I believe my clients return because the session is unique and the images spectacular.  Pricey prints, then, are simply ransom, and frankly I believe that in the future high fees on the prints and other products will undermine business.  Because Aunt Sally can “take” a picture and their getting sharper and more professional with every new model of camera.  She's provide them for free.  As a professional I can compete on the value of the “taking” an image, because Aunt Sally can't create the same experience as me.   But I can't compete on the value of “providing.” The images Aunt Sallie takes can be made into a book or a 8” x 10” print just the same as mine.   They may even be as special, as intimate.  So here's the short version: because I build intimacy and trust with my clients, I ask their permission to use their images. In doing so, they become the client's pictures, not mine (though I technically never relinquish copyright, only share it).  At Hurricane Images I price the value where it belongs: on the session.  And I make that session into a special event-- even when it's a professional headshot for a LinkedIn profile.

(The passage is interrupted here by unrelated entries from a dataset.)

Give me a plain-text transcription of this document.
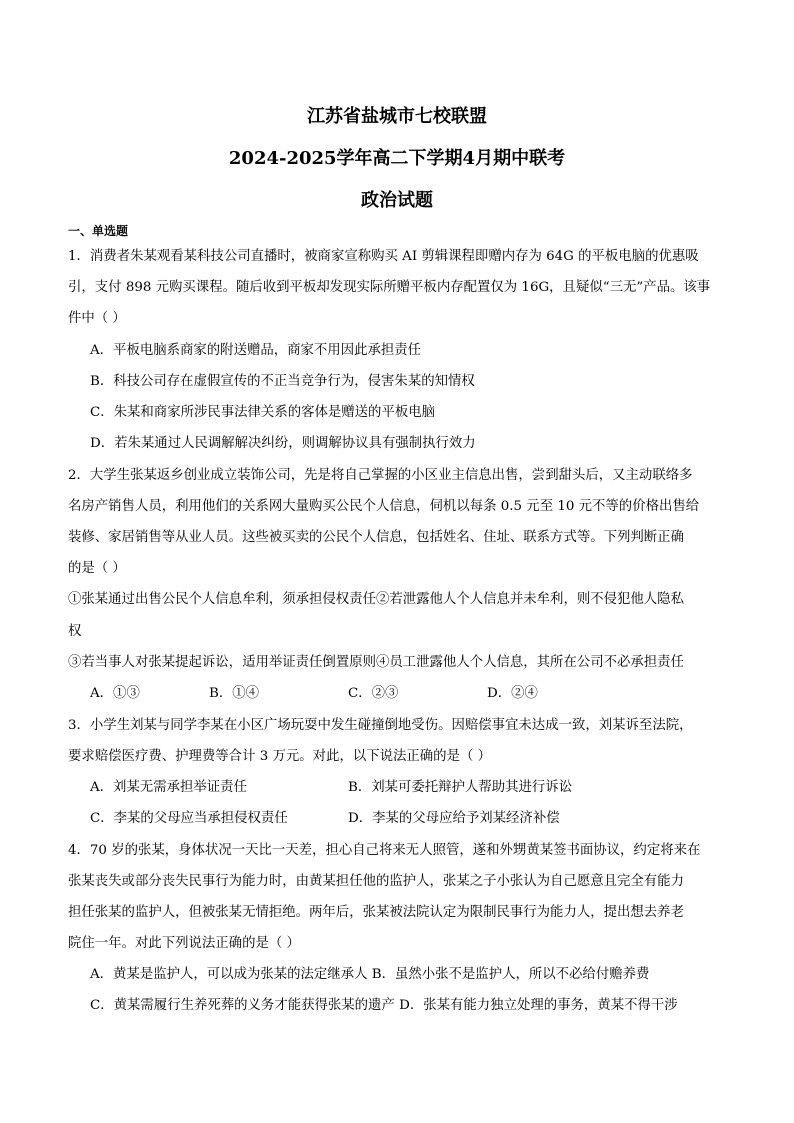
江苏省盐城市七校联盟
2024-2025学年高二下学期4月期中联考
政治试题
一、单选题
1．消费者朱某观看某科技公司直播时，被商家宣称购买 AI 剪辑课程即赠内存为 64G 的平板电脑的优惠吸
引，支付 898 元购买课程。随后收到平板却发现实际所赠平板内存配置仅为 16G，且疑似“三无”产品。该事
件中（ ）
A．平板电脑系商家的附送赠品，商家不用因此承担责任
B．科技公司存在虚假宣传的不正当竞争行为，侵害朱某的知情权
C．朱某和商家所涉民事法律关系的客体是赠送的平板电脑
D．若朱某通过人民调解解决纠纷，则调解协议具有强制执行效力
2．大学生张某返乡创业成立装饰公司，先是将自己掌握的小区业主信息出售，尝到甜头后，又主动联络多
名房产销售人员，利用他们的关系网大量购买公民个人信息，伺机以每条 0.5 元至 10 元不等的价格出售给
装修、家居销售等从业人员。这些被买卖的公民个人信息，包括姓名、住址、联系方式等。下列判断正确
的是（ ）
①张某通过出售公民个人信息牟利，须承担侵权责任②若泄露他人个人信息并未牟利，则不侵犯他人隐私
权
③若当事人对张某提起诉讼，适用举证责任倒置原则④员工泄露他人个人信息，其所在公司不必承担责任
A．①③	B．①④	C．②③	D．②④
3．小学生刘某与同学李某在小区广场玩耍中发生碰撞倒地受伤。因赔偿事宜未达成一致，刘某诉至法院，
要求赔偿医疗费、护理费等合计 3 万元。对此，以下说法正确的是（ ）
A．刘某无需承担举证责任	B．刘某可委托辩护人帮助其进行诉讼
C．李某的父母应当承担侵权责任	D．李某的父母应给予刘某经济补偿
4．70 岁的张某，身体状况一天比一天差，担心自己将来无人照管，遂和外甥黄某签书面协议，约定将来在
张某丧失或部分丧失民事行为能力时，由黄某担任他的监护人，张某之子小张认为自己愿意且完全有能力
担任张某的监护人，但被张某无情拒绝。两年后，张某被法院认定为限制民事行为能力人，提出想去养老
院住一年。对此下列说法正确的是（ ）
A．黄某是监护人，可以成为张某的法定继承人 B．虽然小张不是监护人，所以不必给付赡养费
C．黄某需履行生养死葬的义务才能获得张某的遗产 D．张某有能力独立处理的事务，黄某不得干涉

So here’s my advice for non-commercial images:

> Make your session, the “taking” of pictures, as special as possible
> Deliver stunning images
> Make high resolution and web-ready images inclusive with the package

Yes, top photographers can charge a king’s ransom for their images, but they are the 5% of photographers who are dealing with the top 5% percent of earners.  The rest of us have bills to pay, and never forget that is true for your clients.